Economic & Business Focus: The War for Talent Is Over
June 1, 2003
How much compensation is necessary to attract employees? Experts suggest much less today than at any time in recent history.
Budgets and human resources strategies shaped by the tight labor market of the late 1990s have outlived their utility. CFOs must act now to realign policies with reality.
When the war-for-talent mentality arose, the economy was generating 300,000 to 400,000 new jobs every month and labor markets were tightening for almost every occupation. Unemployment dropped to 3.8 percent in April 2000, signaling full employment. Companies competed for "employer of choice" status by recasting work environments and boosting salaries and benefits.
Less than a year later, the economy started to shed jobs almost as quickly as it had added them. Between the April 2000 employment peak and March 2003, 2 million jobs disappeared. Now 15 million workers are unemployed or underemployed. "We've seen a cosmic shift," says Alan Johnson, managing director of Johnson Associates Inc., a New York City-based consulting firm. "In the late 1990s, we went from the view that people are reasonably fungible to the idea that 'people are our only asset.' It was overblown. And now, continued talk of a war for talent is like stepping into a time warp. Companies are inundated with resumes, and that's not going to change anytime soon." It's time to scrutinize pay and staffing levels and upgrade talent, he says.
For people in the human resources management industry, the war for talent was a good thing. With companies' HR focus squarely fixed on recruiting and retaining scarce employees, the key proponents of the war mentality -- recruiting firms, staffing agencies and consulting companies -- made a lot of money, and human resources departments watched their status rise.
Many in the field of HR management acknowledge that the economic downturn has cooled labor markets, but they insist that underlying demographic trends point to new labor shortages on the horizon. The hiring challenges of the late '90s will resurface as baby boomers begin to retire, so the scarcity mind-set and the policies it generated are still appropriate, they argue. John A. Challenger, CEO of Challenger, Gray & Christmas Inc., an outplacement firm based in Chicago, quips that future labor shortages will be so acute that "companies may become the leading proponents for the advancement of human cloning."
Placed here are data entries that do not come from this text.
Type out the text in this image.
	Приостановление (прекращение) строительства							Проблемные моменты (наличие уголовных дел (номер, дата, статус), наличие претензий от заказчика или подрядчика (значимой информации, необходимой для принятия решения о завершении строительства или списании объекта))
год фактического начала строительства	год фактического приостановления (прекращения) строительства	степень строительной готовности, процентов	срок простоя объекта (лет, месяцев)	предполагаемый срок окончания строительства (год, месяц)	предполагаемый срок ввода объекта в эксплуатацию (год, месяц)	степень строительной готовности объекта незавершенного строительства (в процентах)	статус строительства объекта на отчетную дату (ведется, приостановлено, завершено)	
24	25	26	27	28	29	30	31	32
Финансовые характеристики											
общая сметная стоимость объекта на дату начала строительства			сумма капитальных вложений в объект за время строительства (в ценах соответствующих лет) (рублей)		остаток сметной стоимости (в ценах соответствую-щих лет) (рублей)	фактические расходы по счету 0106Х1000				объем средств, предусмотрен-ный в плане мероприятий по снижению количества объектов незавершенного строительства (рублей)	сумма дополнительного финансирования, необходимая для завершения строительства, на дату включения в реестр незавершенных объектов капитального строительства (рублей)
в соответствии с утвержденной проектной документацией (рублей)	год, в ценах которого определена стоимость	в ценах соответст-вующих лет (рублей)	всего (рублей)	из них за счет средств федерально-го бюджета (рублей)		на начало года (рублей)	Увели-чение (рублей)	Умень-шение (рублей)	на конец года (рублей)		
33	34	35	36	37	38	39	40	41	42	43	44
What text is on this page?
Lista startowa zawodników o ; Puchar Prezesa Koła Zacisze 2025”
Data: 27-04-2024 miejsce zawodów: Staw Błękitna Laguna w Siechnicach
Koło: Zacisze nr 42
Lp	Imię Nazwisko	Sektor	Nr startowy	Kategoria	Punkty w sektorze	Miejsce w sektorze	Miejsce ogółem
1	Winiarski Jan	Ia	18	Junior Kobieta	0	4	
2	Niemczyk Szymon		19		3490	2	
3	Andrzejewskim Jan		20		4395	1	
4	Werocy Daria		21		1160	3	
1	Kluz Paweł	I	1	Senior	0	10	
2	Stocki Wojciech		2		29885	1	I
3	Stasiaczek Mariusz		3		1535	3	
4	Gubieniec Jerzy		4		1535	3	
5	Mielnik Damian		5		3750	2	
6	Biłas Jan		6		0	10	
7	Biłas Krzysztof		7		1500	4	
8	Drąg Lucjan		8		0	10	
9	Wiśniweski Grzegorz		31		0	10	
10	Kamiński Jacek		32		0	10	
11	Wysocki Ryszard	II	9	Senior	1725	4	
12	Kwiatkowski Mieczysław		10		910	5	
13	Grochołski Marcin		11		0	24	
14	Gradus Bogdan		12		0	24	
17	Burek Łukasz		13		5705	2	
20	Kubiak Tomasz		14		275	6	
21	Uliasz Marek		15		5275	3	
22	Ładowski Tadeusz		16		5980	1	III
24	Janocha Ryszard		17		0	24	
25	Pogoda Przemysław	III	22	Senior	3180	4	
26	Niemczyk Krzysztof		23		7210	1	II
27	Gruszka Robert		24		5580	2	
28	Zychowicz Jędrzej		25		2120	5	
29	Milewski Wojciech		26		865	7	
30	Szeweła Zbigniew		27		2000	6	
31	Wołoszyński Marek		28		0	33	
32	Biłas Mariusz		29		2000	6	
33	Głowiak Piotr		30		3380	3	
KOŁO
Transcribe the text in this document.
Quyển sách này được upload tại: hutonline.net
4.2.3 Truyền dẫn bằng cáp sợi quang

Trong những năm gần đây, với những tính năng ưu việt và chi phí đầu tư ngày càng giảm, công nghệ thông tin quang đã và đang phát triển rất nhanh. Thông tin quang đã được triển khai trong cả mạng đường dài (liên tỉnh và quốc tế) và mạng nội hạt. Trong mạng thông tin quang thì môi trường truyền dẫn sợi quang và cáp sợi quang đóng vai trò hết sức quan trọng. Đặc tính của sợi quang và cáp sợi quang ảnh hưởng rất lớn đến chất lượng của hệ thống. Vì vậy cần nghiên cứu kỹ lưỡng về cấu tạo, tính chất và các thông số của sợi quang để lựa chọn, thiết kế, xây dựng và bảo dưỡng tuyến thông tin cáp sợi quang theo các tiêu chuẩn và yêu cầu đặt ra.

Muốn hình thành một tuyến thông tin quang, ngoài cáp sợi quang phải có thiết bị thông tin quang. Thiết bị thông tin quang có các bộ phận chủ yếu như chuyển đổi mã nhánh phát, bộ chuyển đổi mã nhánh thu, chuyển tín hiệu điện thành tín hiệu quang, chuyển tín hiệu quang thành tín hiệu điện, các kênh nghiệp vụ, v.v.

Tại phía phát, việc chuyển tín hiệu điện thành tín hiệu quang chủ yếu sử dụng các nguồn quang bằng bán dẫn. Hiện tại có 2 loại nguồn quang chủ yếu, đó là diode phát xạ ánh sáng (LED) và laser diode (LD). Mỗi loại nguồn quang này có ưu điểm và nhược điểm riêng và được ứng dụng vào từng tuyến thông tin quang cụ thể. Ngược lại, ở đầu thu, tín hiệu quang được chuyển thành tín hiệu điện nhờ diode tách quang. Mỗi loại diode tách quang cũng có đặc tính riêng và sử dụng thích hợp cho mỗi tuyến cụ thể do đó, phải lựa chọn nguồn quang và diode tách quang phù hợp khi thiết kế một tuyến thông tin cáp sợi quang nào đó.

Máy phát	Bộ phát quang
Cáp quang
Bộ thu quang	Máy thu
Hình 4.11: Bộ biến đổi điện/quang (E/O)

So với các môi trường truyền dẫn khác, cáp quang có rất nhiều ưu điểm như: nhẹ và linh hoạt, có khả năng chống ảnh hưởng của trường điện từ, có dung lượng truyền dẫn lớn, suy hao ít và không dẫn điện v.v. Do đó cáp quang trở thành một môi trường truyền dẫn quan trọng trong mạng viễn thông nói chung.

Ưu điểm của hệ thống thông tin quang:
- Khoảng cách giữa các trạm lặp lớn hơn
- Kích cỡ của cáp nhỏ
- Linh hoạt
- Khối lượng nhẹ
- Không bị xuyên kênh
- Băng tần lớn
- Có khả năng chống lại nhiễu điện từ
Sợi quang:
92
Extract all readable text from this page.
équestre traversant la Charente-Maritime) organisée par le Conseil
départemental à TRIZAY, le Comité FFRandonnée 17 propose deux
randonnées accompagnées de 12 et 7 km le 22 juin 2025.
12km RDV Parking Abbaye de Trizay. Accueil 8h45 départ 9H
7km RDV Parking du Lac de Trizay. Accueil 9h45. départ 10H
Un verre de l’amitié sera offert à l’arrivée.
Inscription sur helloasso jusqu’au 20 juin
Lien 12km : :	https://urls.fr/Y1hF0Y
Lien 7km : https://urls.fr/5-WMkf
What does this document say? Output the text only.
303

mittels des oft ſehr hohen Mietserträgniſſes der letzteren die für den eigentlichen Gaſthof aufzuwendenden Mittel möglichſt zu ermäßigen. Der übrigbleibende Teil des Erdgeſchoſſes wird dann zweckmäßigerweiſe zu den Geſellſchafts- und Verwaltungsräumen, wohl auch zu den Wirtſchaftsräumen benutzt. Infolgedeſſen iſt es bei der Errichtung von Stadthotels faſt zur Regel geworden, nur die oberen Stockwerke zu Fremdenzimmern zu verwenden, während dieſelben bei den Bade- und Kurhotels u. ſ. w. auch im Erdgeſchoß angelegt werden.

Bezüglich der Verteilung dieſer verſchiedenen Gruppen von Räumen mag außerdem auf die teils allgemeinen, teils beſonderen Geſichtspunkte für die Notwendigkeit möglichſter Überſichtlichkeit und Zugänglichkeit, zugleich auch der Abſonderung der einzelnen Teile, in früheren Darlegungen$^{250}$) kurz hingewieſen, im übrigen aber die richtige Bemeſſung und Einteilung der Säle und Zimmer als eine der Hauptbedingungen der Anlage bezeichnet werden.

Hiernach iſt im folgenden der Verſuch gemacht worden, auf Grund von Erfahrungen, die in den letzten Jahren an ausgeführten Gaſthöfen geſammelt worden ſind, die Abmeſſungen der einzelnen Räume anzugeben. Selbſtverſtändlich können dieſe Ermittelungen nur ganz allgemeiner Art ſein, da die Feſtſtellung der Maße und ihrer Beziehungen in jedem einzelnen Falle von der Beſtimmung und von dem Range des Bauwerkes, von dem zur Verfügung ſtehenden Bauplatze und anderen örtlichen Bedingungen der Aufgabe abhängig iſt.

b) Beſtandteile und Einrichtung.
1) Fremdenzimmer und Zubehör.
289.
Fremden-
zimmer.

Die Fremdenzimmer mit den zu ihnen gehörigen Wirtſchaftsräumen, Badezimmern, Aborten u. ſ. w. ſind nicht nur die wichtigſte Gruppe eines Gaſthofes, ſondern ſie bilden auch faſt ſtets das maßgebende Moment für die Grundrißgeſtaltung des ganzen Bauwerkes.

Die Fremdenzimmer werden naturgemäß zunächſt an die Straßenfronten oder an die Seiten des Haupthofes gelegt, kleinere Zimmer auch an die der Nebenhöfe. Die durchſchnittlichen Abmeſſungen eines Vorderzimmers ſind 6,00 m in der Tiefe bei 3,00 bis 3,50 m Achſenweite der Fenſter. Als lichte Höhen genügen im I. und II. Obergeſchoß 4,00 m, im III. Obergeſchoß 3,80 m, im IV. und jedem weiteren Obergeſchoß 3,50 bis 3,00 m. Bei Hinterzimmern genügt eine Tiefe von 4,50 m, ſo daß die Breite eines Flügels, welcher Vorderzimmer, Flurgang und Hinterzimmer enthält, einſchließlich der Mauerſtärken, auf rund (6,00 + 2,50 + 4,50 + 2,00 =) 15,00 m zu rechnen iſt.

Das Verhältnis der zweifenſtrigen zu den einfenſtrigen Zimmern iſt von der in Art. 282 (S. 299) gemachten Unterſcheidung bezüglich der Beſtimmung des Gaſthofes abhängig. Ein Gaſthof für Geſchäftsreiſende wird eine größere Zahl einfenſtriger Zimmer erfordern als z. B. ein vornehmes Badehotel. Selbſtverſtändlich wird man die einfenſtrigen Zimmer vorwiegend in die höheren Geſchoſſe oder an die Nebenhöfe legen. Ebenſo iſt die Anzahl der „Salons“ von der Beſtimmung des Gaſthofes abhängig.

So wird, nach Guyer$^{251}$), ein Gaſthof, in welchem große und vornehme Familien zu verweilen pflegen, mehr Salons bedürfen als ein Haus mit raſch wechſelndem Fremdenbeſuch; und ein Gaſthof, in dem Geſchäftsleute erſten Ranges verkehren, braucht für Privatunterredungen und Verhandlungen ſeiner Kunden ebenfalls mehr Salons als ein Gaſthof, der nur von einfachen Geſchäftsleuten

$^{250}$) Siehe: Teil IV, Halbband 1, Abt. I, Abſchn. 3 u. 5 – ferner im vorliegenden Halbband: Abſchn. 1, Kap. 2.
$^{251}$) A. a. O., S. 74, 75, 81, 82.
Talk of the war for talent continues, Johnson says, because "it is now part of the common mythology. It has become an accepted truth that people don't question anymore. Consultants obviously have an interest in keeping the myth alive. And human resources has not adjusted its approach in the face of new realities. Human resources is usually quite reactive, and that's what we're seeing here. The argument that baby boomer retirements will create dire labor shortages ignores technological improvements and efficiencies and the dramatic surplus of labor we see today."